In the Department of Justice’s brief from April 14, it asked the Supreme Court to allow mifepristone to remain available while the government pursues an appeal and criticized the decisions from the lower federal court to restrict the drug, calling the potential impact of the decision “profoundly damaging.” 

“The district court countermanded a scientific judgment FDA has maintained across five administrations; nullified the approval of a drug that has been safely used by millions of Americans over more than two decades; and upset reliance interests in a healthcare system that depends on the availability of mifepristone as an alternative to surgical abortion for women who choose to lawfully terminate their early pregnancies,” the DOJ brief reads. 

The restrictions on mifepristone, though from a federal court, would not have immediately impacted every state across the US, as on Thursday, a federal judge in Washington state ruled in a competing decision that the FDA cannot limit access to the drug in 17 states and the District of Columbia. The states include Arizona, Colorado, Connecticut, Delaware, Michigan, Nevada, Pennsylvania, Washington, Vermont, and more. The competing rulings introduced legal confusion that led many experts to conclude the issue would end up at the Supreme Court before long.

But despite many states not being affected by the ruling, drug manufacturer Danco Laboratories said in its brief to the Supreme Court that if the ruling restricting access to the drug is allowed to stay, it could effectively be a national, if temporary, ban, that would impact the company’s business. The company claimed that it would be difficult for it to keep distributing mifepristone until the labels and packaging are revised, it recertifies providers and amends contracts, and gets new FDA approval, which, it said, “typically takes months.”

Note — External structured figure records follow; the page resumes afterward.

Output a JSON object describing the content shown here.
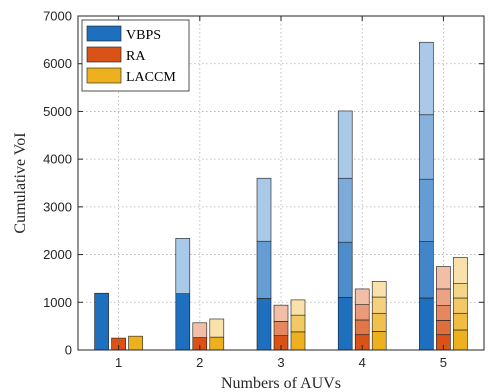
{
  "chart_data": {
    "type": "bar",
    "stacked": true,
    "title": "",
    "xlabel": "Numbers of AUVs",
    "ylabel": "Cumulative VoI",
    "categories": [
      "1",
      "2",
      "3",
      "4",
      "5"
    ],
    "ylim": [
      0,
      7000
    ],
    "yticks": [
      0,
      1000,
      2000,
      3000,
      4000,
      5000,
      6000,
      7000
    ],
    "grid": true,
    "legend": {
      "placement": "top-left"
    },
    "series": [
      {
        "name": "VBPS",
        "color": "#1f6fbf",
        "stacks": [
          [
            1190
          ],
          [
            1180,
            1160
          ],
          [
            1080,
            1200,
            1320
          ],
          [
            1100,
            1160,
            1340,
            1410
          ],
          [
            1090,
            1180,
            1310,
            1350,
            1520
          ]
        ],
        "totals": [
          1190,
          2340,
          3600,
          5010,
          6450
        ]
      },
      {
        "name": "RA",
        "color": "#d95319",
        "stacks": [
          [
            250
          ],
          [
            260,
            310
          ],
          [
            300,
            300,
            340
          ],
          [
            320,
            310,
            320,
            330
          ],
          [
            320,
            300,
            310,
            350,
            470
          ]
        ],
        "totals": [
          250,
          570,
          940,
          1280,
          1750
        ]
      },
      {
        "name": "LACCM",
        "color": "#edb120",
        "stacks": [
          [
            290
          ],
          [
            270,
            380
          ],
          [
            380,
            350,
            320
          ],
          [
            390,
            380,
            340,
            330
          ],
          [
            420,
            350,
            320,
            300,
            550
          ]
        ],
        "totals": [
          290,
          650,
          1050,
          1440,
          1940
        ]
      }
    ]
  }
}
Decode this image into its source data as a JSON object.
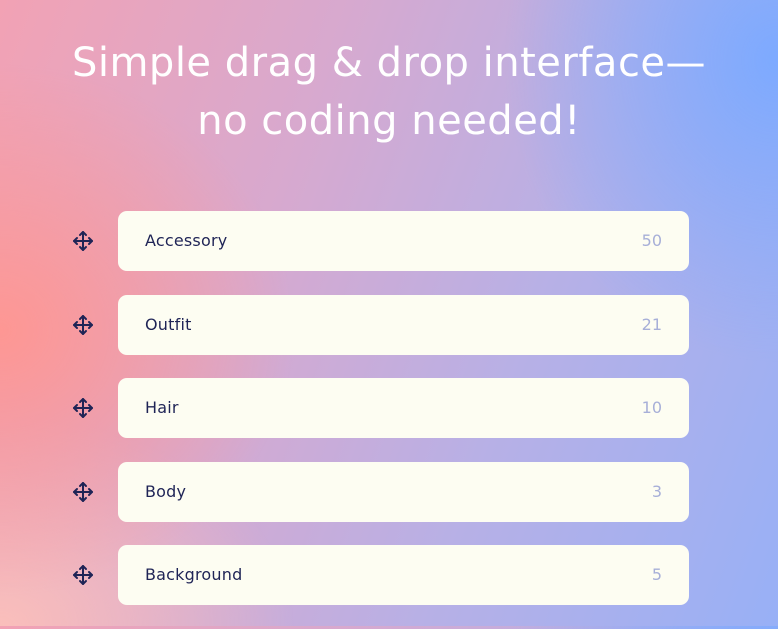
{
  "headline": {
    "line1": "Simple drag & drop interface—",
    "line2": "no coding needed!"
  },
  "icons": {
    "handle": "drag-move-icon"
  },
  "colors": {
    "card_background": "#fdfdf2",
    "label_text": "#1f2456",
    "count_text": "#a7afd8",
    "headline_text": "#ffffff"
  },
  "layers": [
    {
      "label": "Accessory",
      "count": "50"
    },
    {
      "label": "Outfit",
      "count": "21"
    },
    {
      "label": "Hair",
      "count": "10"
    },
    {
      "label": "Body",
      "count": "3"
    },
    {
      "label": "Background",
      "count": "5"
    }
  ]
}
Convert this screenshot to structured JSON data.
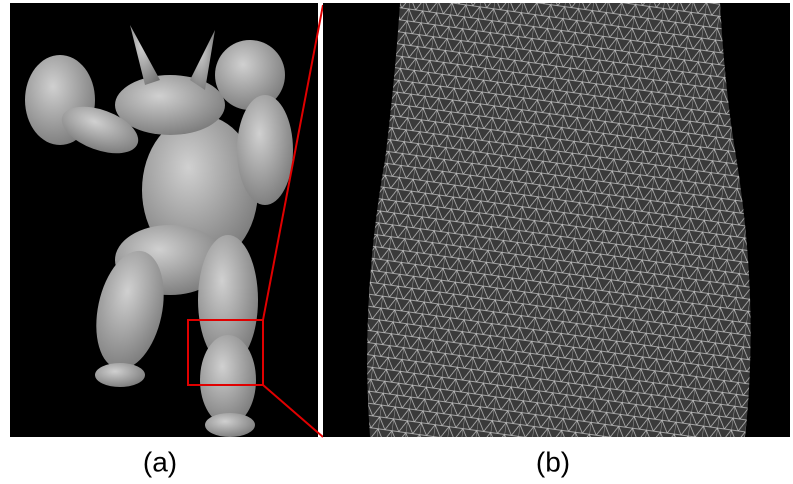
{
  "figure": {
    "captions": [
      "(a)",
      "(b)"
    ]
  }
}
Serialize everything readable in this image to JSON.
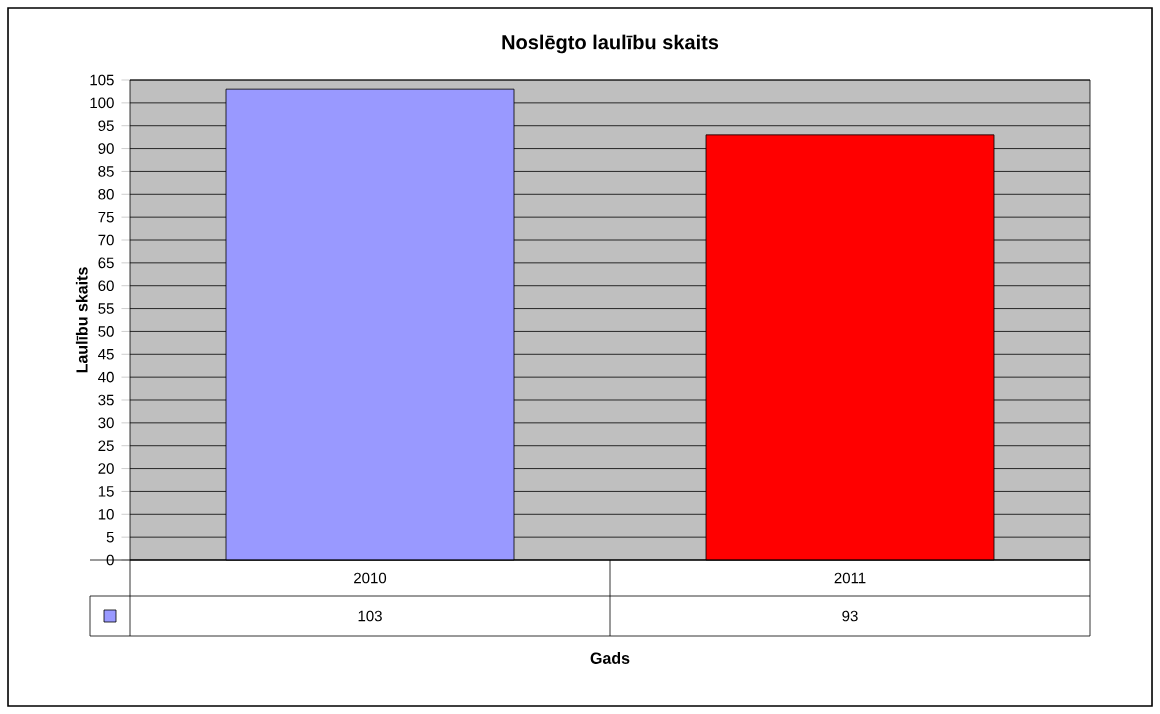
{
  "chart_data": {
    "type": "bar",
    "title": "Noslēgto laulību skaits",
    "xlabel": "Gads",
    "ylabel": "Laulību skaits",
    "categories": [
      "2010",
      "2011"
    ],
    "values": [
      103,
      93
    ],
    "colors": [
      "#9999ff",
      "#ff0000"
    ],
    "ylim": [
      0,
      105
    ],
    "yticks": [
      0,
      5,
      10,
      15,
      20,
      25,
      30,
      35,
      40,
      45,
      50,
      55,
      60,
      65,
      70,
      75,
      80,
      85,
      90,
      95,
      100,
      105
    ],
    "grid": "y",
    "data_labels": true
  }
}
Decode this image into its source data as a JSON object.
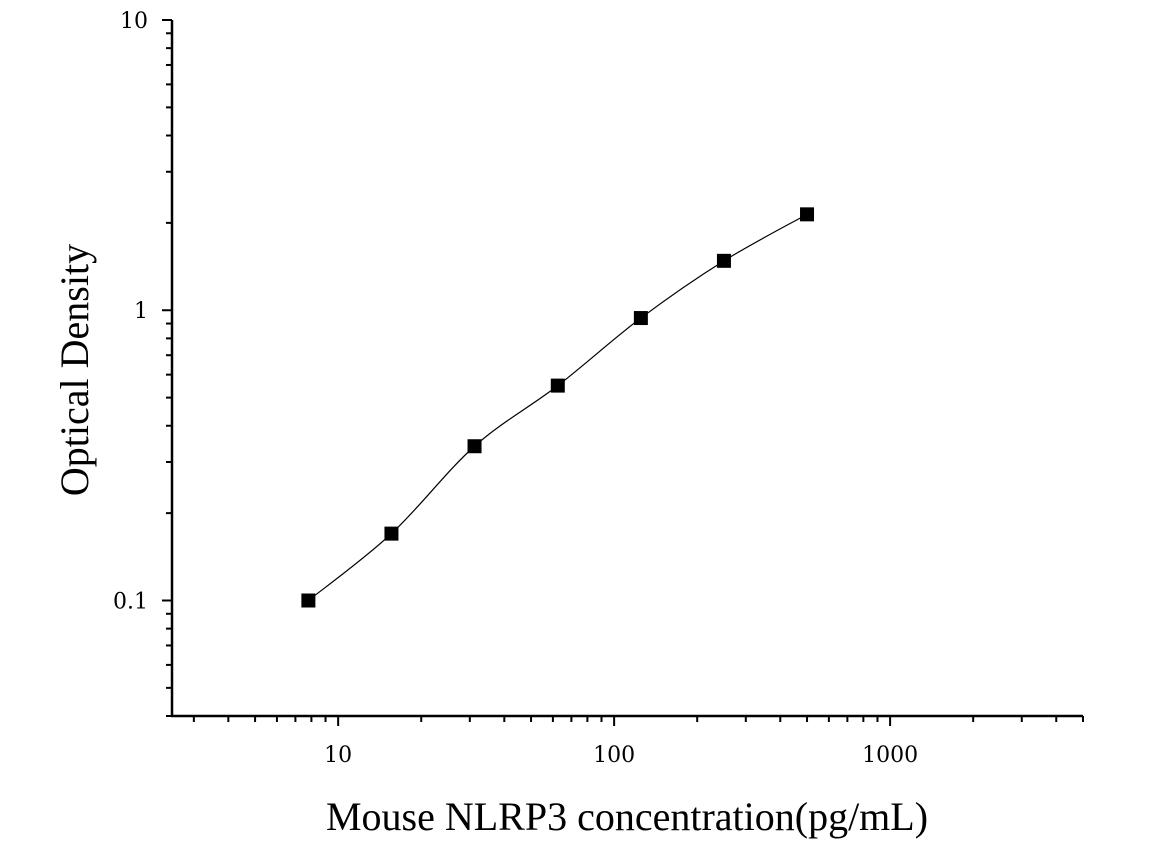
{
  "chart_data": {
    "type": "scatter",
    "xlabel": "Mouse NLRP3 concentration(pg/mL)",
    "ylabel": "Optical Density",
    "x_scale": "log",
    "y_scale": "log",
    "xlim": [
      2.5,
      5000
    ],
    "ylim": [
      0.04,
      10
    ],
    "x_ticks": [
      {
        "value": 10,
        "label": "10"
      },
      {
        "value": 100,
        "label": "100"
      },
      {
        "value": 1000,
        "label": "1000"
      }
    ],
    "y_ticks": [
      {
        "value": 0.1,
        "label": "0.1"
      },
      {
        "value": 1,
        "label": "1"
      },
      {
        "value": 10,
        "label": "10"
      }
    ],
    "grid": false,
    "series": [
      {
        "marker": "square",
        "color": "#000000",
        "fit_line": true,
        "points": [
          {
            "x": 7.8,
            "y": 0.1
          },
          {
            "x": 15.6,
            "y": 0.17
          },
          {
            "x": 31.2,
            "y": 0.34
          },
          {
            "x": 62.5,
            "y": 0.55
          },
          {
            "x": 125,
            "y": 0.94
          },
          {
            "x": 250,
            "y": 1.48
          },
          {
            "x": 500,
            "y": 2.14
          }
        ]
      }
    ]
  }
}
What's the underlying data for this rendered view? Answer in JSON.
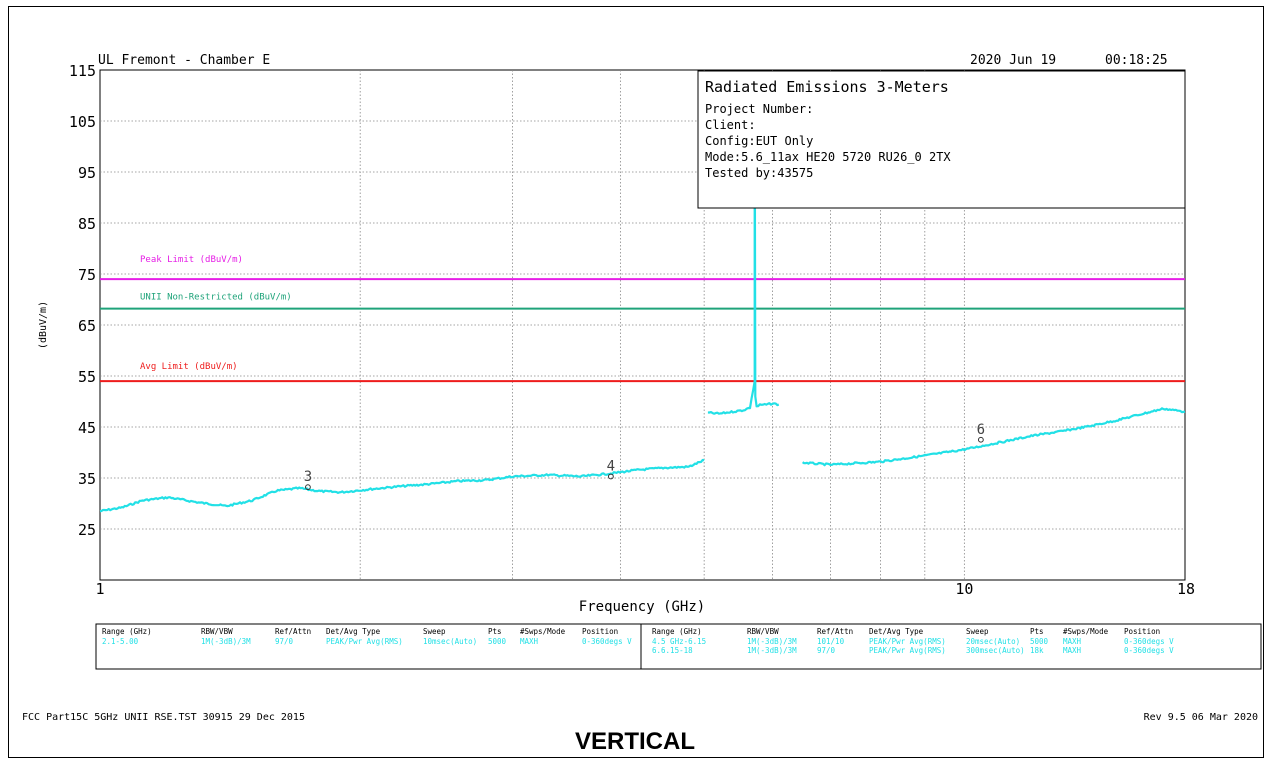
{
  "header": {
    "site": "UL Fremont - Chamber E",
    "date": "2020 Jun 19",
    "time": "00:18:25"
  },
  "info_box": {
    "title": "Radiated Emissions 3-Meters",
    "lines": [
      "Project Number:",
      "Client:",
      "Config:EUT Only",
      "Mode:5.6_11ax HE20 5720 RU26_0 2TX",
      "Tested by:43575"
    ]
  },
  "colors": {
    "trace": "#22e0e6",
    "peak_limit": "#e61ee6",
    "unii_limit": "#1fa37a",
    "avg_limit": "#ee1c1c",
    "grid": "#888888"
  },
  "chart_data": {
    "type": "line",
    "xlabel": "Frequency (GHz)",
    "ylabel": "(dBuV/m)",
    "x_scale": "log",
    "xlim": [
      1,
      18
    ],
    "ylim": [
      15,
      115
    ],
    "x_ticks": [
      {
        "value": 1,
        "label": "1"
      },
      {
        "value": 10,
        "label": "10"
      },
      {
        "value": 18,
        "label": "18"
      }
    ],
    "x_minor": [
      2,
      3,
      4,
      5,
      6,
      7,
      8,
      9
    ],
    "y_ticks": [
      115,
      105,
      95,
      85,
      75,
      65,
      55,
      45,
      35,
      25
    ],
    "grid": true,
    "limit_lines": [
      {
        "name": "Peak Limit (dBuV/m)",
        "value": 74,
        "color": "#e61ee6"
      },
      {
        "name": "UNII Non-Restricted (dBuV/m)",
        "value": 68.2,
        "color": "#1fa37a"
      },
      {
        "name": "Avg Limit (dBuV/m)",
        "value": 54,
        "color": "#ee1c1c"
      }
    ],
    "series": [
      {
        "segment": "2.1-5.00 GHz",
        "x": [
          1.0,
          1.06,
          1.12,
          1.2,
          1.3,
          1.4,
          1.5,
          1.6,
          1.7,
          1.8,
          1.9,
          2.0,
          2.2,
          2.4,
          2.6,
          2.8,
          3.0,
          3.3,
          3.6,
          3.9,
          4.2,
          4.5,
          4.8,
          5.0
        ],
        "y": [
          28.5,
          29.2,
          30.6,
          31.2,
          30.2,
          29.5,
          30.6,
          32.5,
          33.0,
          32.4,
          32.2,
          32.6,
          33.3,
          33.8,
          34.4,
          34.6,
          35.3,
          35.6,
          35.3,
          35.9,
          36.6,
          37.0,
          37.2,
          38.5
        ]
      },
      {
        "segment": "4.5 GHz-6.15 GHz",
        "x": [
          5.05,
          5.2,
          5.4,
          5.55,
          5.65,
          5.72,
          5.72,
          5.73,
          5.75,
          5.8,
          5.9,
          6.0,
          6.1
        ],
        "y": [
          47.8,
          47.6,
          48.0,
          48.3,
          48.8,
          54.0,
          110.0,
          51.0,
          49.0,
          49.3,
          49.4,
          49.6,
          49.4
        ]
      },
      {
        "segment": "6.15-18 GHz",
        "x": [
          6.5,
          7.0,
          7.5,
          8.0,
          8.5,
          9.0,
          9.5,
          10.0,
          10.5,
          11.0,
          12.0,
          13.0,
          14.0,
          15.0,
          16.0,
          17.0,
          18.0
        ],
        "y": [
          38.0,
          37.6,
          37.9,
          38.2,
          38.8,
          39.4,
          40.0,
          40.6,
          41.3,
          42.0,
          43.3,
          44.2,
          45.2,
          46.3,
          47.5,
          48.6,
          48.0
        ]
      }
    ],
    "markers": [
      {
        "label": "3",
        "x": 1.74,
        "y": 33.2
      },
      {
        "label": "4",
        "x": 3.9,
        "y": 35.3
      },
      {
        "label": "6",
        "x": 10.45,
        "y": 42.5
      }
    ]
  },
  "settings_table": {
    "headers": [
      "Range (GHz)",
      "RBW/VBW",
      "Ref/Attn",
      "Det/Avg Type",
      "Sweep",
      "Pts",
      "#Swps/Mode",
      "Position"
    ],
    "left_rows": [
      [
        "2.1-5.00",
        "1M(-3dB)/3M",
        "97/0",
        "PEAK/Pwr Avg(RMS)",
        "10msec(Auto)",
        "5000",
        "MAXH",
        "0-360degs V"
      ]
    ],
    "right_rows": [
      [
        "4.5 GHz-6.15",
        "1M(-3dB)/3M",
        "101/10",
        "PEAK/Pwr Avg(RMS)",
        "20msec(Auto)",
        "5000",
        "MAXH",
        "0-360degs V"
      ],
      [
        "6.6.15-18",
        "1M(-3dB)/3M",
        "97/0",
        "PEAK/Pwr Avg(RMS)",
        "300msec(Auto)",
        "18k",
        "MAXH",
        "0-360degs V"
      ]
    ]
  },
  "footer": {
    "left": "FCC Part15C 5GHz UNII RSE.TST 30915 29 Dec 2015",
    "right": "Rev 9.5 06 Mar 2020"
  },
  "caption": "VERTICAL"
}
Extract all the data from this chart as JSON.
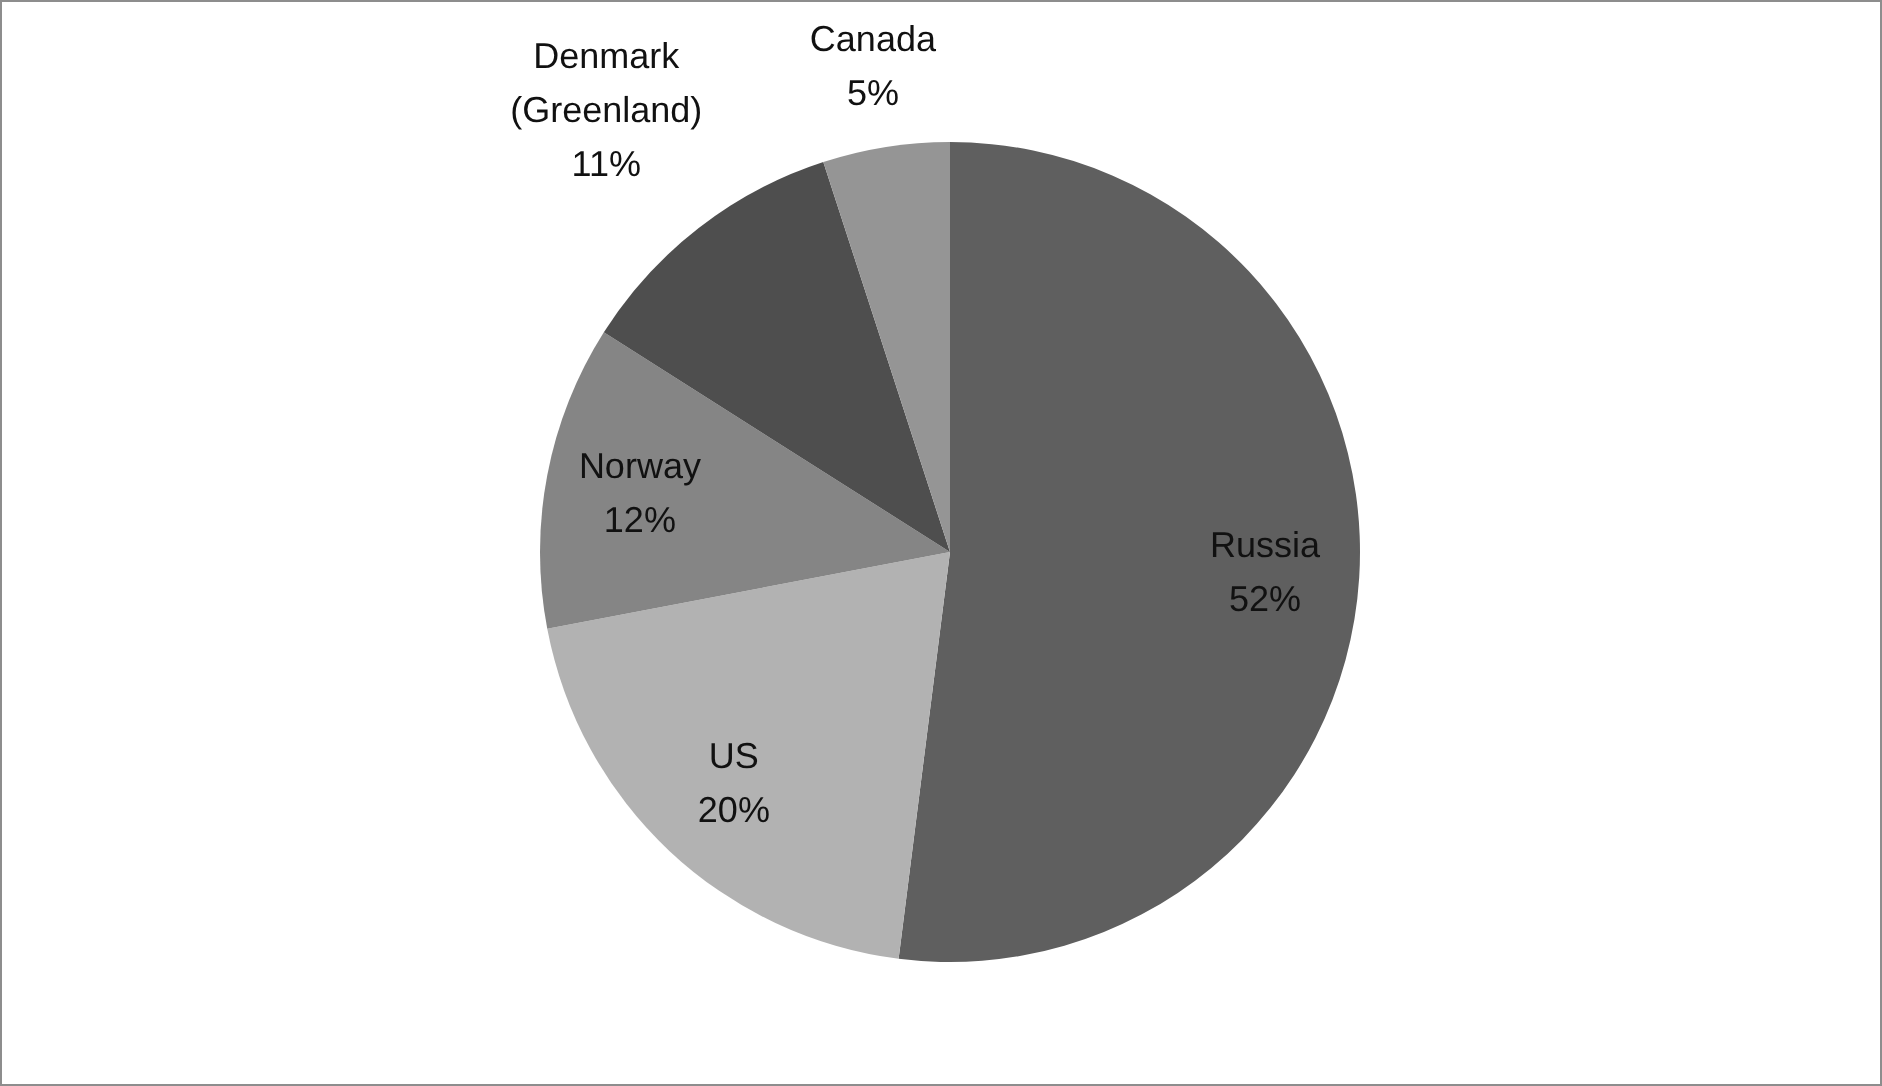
{
  "chart_data": {
    "type": "pie",
    "categories": [
      "Russia",
      "US",
      "Norway",
      "Denmark (Greenland)",
      "Canada"
    ],
    "values": [
      52,
      20,
      12,
      11,
      5
    ],
    "colors": [
      "#5f5f5f",
      "#b2b2b2",
      "#858585",
      "#4e4e4e",
      "#959595"
    ],
    "value_labels": [
      "52%",
      "20%",
      "12%",
      "11%",
      "5%"
    ]
  }
}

“In the face of this uncertainty, Danco may well be forced to halt operations,” the company states. 

Providers have also been clear that in the event of a temporary or permanent removal of mifepristone, a misoprostol-only regimen would remain available for abortion care. “Prior to the approval of mifepristone, a regimen that only uses misoprostol was used and has been shown to be safe and effective,” Melissa Myo, an OB-GYN in California and a fellow of the advocacy group Physicians for Reproductive Health, previously told BuzzFeed News. “Misoprostol-only regimens are used worldwide in places that do not have mifepristone.” Misoprostol is safe to use on its own, but it tends to cause more side effects, such as nausea, and the drug on its own is not always as fully effective as taking mifepristone and misoprostol together. 

Supporters of abortion rights celebrated the April 14 temporary order while calling for more permanent protection for medication abortion. NARAL Pro-Choice America President Mini Timmaraju said in a statement, “While medication abortion remains legal for now, this case should never have been heard in the first place."

Meanwhile, the director of the ACLU Reproductive Freedom Project, Jennifer Dalven, said in a statement to BuzzFeed News that the ACLU was "pleased that the court took the only sensible action here which was to hit pause on a profoundly dangerous decision that has been widely criticized as unprecedented and wholly unprincipled by experts across the ideological spectrum."

Dalven added that the order was just the "first step," and that now the courts "must put an end to this baseless case."